Commenting on the plane disaster, he said: "I spoke today with President Vladimir Putin and we agreed to a total co-operation between our two countries to investigate the circumstances of this catastrophe."

Earlier in the day a Palestinian gunman opened fire in an Israeli bus station, killing three civilians.

The air disaster aroused fears that extremist Islamic terrorists might have struck again. US and Russian officials at first said the jet could have been downed in error during a joint Russian-Ukrainian exercise, but the defence ministry in Kiev later formally denied this.

The British Prime Minister told the House of Commons there was now conclusive proof of bin Laden's guilt. Mr Blair then flew to Moscow for talks with President Putin. Before their talks began, Mr Blair praised the Russian leader for the "immense importance" of his support for the coalition. He later told reporters Russia's role represented a turning point in post-Cold War history.

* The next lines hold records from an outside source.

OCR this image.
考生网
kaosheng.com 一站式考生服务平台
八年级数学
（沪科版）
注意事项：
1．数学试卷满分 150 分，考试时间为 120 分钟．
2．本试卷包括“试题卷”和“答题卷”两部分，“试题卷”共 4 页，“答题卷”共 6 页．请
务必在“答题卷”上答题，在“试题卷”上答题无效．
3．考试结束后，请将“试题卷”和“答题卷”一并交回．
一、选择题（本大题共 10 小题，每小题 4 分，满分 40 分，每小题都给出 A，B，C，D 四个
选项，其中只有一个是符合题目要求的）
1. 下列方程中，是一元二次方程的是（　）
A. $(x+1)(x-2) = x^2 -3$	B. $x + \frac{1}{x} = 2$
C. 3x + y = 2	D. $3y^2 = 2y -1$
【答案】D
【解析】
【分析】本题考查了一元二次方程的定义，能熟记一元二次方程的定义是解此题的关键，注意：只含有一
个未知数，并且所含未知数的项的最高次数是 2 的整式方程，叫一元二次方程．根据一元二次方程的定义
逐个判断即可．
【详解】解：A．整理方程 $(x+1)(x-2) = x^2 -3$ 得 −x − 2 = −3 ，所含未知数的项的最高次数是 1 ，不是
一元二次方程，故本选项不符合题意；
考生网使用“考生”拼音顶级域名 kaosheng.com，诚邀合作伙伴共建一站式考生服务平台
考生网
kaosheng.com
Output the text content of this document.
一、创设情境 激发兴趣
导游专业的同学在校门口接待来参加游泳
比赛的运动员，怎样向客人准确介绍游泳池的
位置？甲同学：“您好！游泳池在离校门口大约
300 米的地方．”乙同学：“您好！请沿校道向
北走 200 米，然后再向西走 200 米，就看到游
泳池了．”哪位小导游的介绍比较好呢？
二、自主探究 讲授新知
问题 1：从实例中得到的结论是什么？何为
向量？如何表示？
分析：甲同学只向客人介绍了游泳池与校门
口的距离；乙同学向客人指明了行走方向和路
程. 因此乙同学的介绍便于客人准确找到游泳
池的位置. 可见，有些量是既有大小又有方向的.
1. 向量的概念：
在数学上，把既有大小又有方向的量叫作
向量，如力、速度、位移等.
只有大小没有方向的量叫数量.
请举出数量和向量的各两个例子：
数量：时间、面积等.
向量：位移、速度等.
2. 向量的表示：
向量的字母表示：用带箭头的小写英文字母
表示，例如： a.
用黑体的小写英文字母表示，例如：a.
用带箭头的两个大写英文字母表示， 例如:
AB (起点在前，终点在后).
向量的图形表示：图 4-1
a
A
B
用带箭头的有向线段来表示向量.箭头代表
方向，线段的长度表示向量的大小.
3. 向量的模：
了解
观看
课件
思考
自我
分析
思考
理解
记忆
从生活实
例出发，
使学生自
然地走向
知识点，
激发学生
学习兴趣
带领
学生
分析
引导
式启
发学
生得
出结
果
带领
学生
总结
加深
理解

Mr Putin said it was unlikely the air disaster had been caused accidentally by a missile fired during joint Russian-Ukranian exercises, as reported by a Russian navy official. The Russian president said he did not rule out terrorism.

In New York, the Irish Ambassador to the UN, Mr Richard Ryan, announced in his capacity as president of the Security Council that his British counterpart, Sir Jeremy Greenstock, would chair a special committee to oversee implementation of anti-terrorist measures by the member-states.

Mr Ryan said council members had elected Russia, Colombia and Mauritius as deputy chairs. "The committee will submit a work programme by October 28th and consider the support it requires, in consultation with the secretary general," he said.

Meanwhile, Pakistani health authorities said at least one Afghan refugee had died of Crimean Congo Haemorrhagic Fever (CCHF) and warned that thousands more could fall victim to the tic-borne, highly virulent disease.

David Horovitz reports from Jerusalem: In an extraordinary speech yesterday the Israeli Prime Minister, Mr Ariel Sharon, appeared to end any notion of a peace partnership with Mr Yasser Arafat's Palestinian Authority, declaring that "from today onwards, we will rely only on ourselves". American officials later described the speech as "intemperate".